Entretanto, o pensamento moderno introduziu um novo conceito de moralidade, com destaque para a filosofia de Kant, que se afastou do teleologismo de Aristóteles. Influenciado pelos racionalistas da época, como Spinoza, Kant propôs que a atividade ética, ou Moral, se fundamenta exclusivamente na Razão Pura Prática. De acordo com Kant, a moralidade não depende dos fins ou das consequências, mas deve ser seguida em prol do dever, uma obrigação que advém da razão independente das influências externas ou dos desejos individuais. Essa concepção kantiana sugeriu que a moralidade não está condicionada ao que o ser humano busca alcançar, mas sim ao simples ato de agir conforme a razão, em um imperativo categórico que se impõe a todos.

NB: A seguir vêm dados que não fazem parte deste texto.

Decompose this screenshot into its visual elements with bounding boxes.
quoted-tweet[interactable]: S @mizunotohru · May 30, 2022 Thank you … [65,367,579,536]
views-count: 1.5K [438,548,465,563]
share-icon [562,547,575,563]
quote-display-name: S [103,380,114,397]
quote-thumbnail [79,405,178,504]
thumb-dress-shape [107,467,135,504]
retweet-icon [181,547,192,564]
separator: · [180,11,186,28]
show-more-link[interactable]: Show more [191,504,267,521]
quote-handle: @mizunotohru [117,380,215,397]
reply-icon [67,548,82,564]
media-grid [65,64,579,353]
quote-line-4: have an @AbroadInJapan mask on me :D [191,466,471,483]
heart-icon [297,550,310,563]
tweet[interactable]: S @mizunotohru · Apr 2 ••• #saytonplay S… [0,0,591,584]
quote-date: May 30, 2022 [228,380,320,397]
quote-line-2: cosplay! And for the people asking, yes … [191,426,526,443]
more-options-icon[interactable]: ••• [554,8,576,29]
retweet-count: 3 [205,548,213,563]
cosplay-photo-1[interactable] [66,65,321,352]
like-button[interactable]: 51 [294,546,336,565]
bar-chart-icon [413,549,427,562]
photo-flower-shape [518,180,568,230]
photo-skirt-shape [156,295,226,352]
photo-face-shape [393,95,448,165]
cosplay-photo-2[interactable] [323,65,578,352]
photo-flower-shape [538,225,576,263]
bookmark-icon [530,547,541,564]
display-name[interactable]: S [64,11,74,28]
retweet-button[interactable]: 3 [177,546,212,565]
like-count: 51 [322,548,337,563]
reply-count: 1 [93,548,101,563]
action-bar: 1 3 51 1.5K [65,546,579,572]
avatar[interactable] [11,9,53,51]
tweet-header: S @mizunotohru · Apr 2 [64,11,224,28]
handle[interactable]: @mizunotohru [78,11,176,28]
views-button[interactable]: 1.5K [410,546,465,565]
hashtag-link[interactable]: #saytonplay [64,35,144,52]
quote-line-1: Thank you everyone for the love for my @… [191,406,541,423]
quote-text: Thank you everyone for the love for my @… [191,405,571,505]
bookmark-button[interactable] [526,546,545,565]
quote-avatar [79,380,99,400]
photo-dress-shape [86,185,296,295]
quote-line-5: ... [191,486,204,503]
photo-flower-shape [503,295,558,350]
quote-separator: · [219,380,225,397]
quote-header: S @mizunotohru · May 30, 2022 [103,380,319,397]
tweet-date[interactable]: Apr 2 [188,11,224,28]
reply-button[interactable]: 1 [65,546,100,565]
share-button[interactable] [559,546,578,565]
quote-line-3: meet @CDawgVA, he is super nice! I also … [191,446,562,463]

O aparente paradoxo entre as visões teleológicas e racionalistas se torna um avanço no entendimento da capacidade humana de emanar justiça de dentro para fora. Para Kant, o ser humano tem a capacidade intrínseca de determinar o que é justo, sem depender das estruturas sociais ou de uma moralidade imposta de fora. No entanto, a crítica a essa perspectiva surge com Feuerbach, que inverte a compreensão da ética, colocando o materialismo como a base da condição humana. Segundo Feuerbach, as ideias e as concepções intelectuais humanas não seriam frutos de uma razão pura e isolada, mas sim influenciadas pelas condições materiais e históricas da sociedade. Nesse sentido, o homem não seria o criador de seus próprios valores morais, mas um produto da moral predominante em sua época, refletindo as estruturas sociais que o moldam.

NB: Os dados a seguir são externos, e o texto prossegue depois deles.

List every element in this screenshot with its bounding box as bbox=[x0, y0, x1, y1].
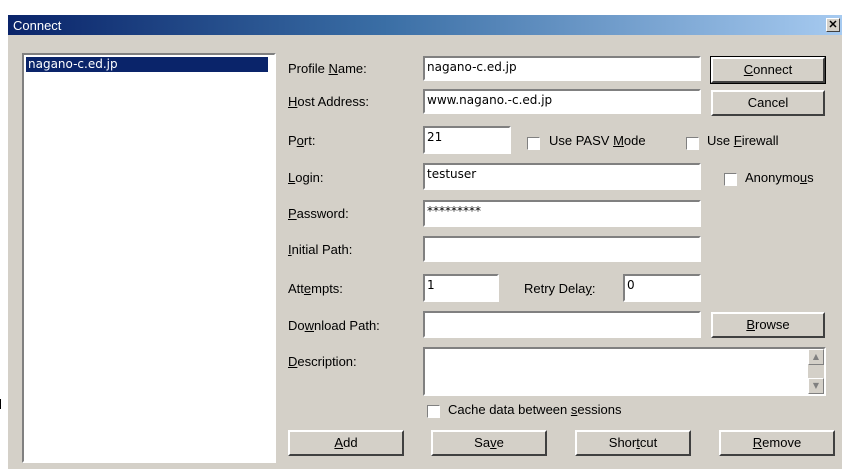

A síntese final dessa jornada ética ocorre com Marx, que, influenciado pela dialética hegeliana, propõe uma visão materialista da história e da moralidade. Marx, em sua abordagem do materialismo dialético, defende que a ética humana está profundamente ligada ao contexto histórico e social. Para ele, a atividade humana, que transforma o meio em que vive, é simultaneamente determinada pelo meio. O homem, portanto, não é apenas o agente de sua própria mudança, mas também está condicionado pelas forças históricas e materiais que o rodeiam. Sua moralidade e ética, então, não são apenas uma questão de razão pura ou virtude teleológica, mas sim uma reflexão da necessidade histórica e das condições materiais de sua existência.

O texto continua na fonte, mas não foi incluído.